The SFX were largely influenced by anime, kung fu movies and intros from shows like Thundercats and Centurions. This inevitably involved lot of high pitched phshiiiiiinnnggs and slliiiisssch's. These SFX exhibit a very brittle, almost badly produced quality that hark back to Eastern production of the era. We also looked to use vintage SFX that have been hanging around the major sound libraries for years, things like lightning, gun shots and explosions that are easily recognisable from similar productions. Many of the vintage SFX were lightly augmented with contemporary cinematic sounds to achieve a slightly modernised production quality for the official full release.
We also had the pleasure of meeting Wes’s nephews who came in to record the voices for the WTL logo. A contact was written up and they were paid handsomely in Jaffa Cakes.
As the project grew, the team behind the 3D modelling of the tank, No Ghost, floated the idea of creating a VR experience.
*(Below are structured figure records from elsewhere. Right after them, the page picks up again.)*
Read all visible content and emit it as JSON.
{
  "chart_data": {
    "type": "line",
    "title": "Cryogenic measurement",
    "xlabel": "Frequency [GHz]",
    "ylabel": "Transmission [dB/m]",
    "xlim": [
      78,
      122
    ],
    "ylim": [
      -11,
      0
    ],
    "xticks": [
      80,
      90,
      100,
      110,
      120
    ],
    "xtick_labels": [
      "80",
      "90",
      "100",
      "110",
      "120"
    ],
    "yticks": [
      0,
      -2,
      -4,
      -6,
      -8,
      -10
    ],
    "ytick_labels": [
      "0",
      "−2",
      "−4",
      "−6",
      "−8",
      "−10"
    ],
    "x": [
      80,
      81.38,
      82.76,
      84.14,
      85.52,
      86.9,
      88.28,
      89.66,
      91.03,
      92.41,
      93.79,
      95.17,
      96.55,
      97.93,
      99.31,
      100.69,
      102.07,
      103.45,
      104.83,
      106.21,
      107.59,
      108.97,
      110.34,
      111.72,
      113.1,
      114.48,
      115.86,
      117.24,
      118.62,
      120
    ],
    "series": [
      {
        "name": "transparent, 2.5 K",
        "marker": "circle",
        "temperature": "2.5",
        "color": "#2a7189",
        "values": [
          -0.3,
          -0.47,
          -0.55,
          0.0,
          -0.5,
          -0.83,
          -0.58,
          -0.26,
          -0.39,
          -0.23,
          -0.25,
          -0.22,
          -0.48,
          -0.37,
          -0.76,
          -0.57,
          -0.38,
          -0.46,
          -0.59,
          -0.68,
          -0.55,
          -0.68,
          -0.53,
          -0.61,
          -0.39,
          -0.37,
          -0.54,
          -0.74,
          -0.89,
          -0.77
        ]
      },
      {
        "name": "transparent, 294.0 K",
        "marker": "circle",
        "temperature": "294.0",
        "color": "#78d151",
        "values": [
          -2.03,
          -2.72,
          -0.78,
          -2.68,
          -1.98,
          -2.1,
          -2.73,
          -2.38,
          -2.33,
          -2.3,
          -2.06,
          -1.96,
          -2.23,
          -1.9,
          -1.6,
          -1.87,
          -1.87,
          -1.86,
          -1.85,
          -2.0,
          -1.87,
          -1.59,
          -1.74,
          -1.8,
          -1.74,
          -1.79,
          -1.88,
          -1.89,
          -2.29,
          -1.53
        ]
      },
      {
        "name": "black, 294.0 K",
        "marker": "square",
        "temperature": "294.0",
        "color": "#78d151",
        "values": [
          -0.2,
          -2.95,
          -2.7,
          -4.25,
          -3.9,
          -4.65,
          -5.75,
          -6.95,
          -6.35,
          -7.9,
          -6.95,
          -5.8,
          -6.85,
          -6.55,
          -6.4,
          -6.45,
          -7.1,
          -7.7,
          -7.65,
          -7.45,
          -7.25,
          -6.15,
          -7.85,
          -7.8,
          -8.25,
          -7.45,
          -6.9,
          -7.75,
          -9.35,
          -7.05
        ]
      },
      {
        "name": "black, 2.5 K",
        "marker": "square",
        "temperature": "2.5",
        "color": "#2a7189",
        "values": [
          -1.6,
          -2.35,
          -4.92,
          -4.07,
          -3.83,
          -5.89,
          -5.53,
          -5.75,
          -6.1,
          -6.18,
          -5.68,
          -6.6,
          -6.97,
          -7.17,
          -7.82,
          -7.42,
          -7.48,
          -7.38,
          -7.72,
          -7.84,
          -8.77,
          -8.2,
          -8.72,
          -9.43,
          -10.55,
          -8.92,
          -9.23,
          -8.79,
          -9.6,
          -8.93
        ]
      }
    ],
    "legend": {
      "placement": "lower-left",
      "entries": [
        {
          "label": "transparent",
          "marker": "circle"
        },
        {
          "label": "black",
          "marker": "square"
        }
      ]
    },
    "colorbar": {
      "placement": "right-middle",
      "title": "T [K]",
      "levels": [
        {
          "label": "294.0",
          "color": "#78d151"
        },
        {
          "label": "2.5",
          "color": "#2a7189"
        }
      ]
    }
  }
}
It was a side project that would ultimately be debuted at the STANR launch party and shared online for free with the Oculus Rift community. Box Of Toys Audio were responsible for creating 3D sound for this immersive 360 experience. The experience was a linear sequence that featured user interactive elements. This would require audio engine integration to ensure 3D audio was triggered accurately in response to user interaction. Audio assets were created within the FMOD platform, an audio engine predominantly used for gaming applications. These audio assets were then married up to their corresponding 3D object assets via implementation in Unreal Engine. A new edit of the music theme was created to underscore the experience, building over time to peak in sync with an action packed ending.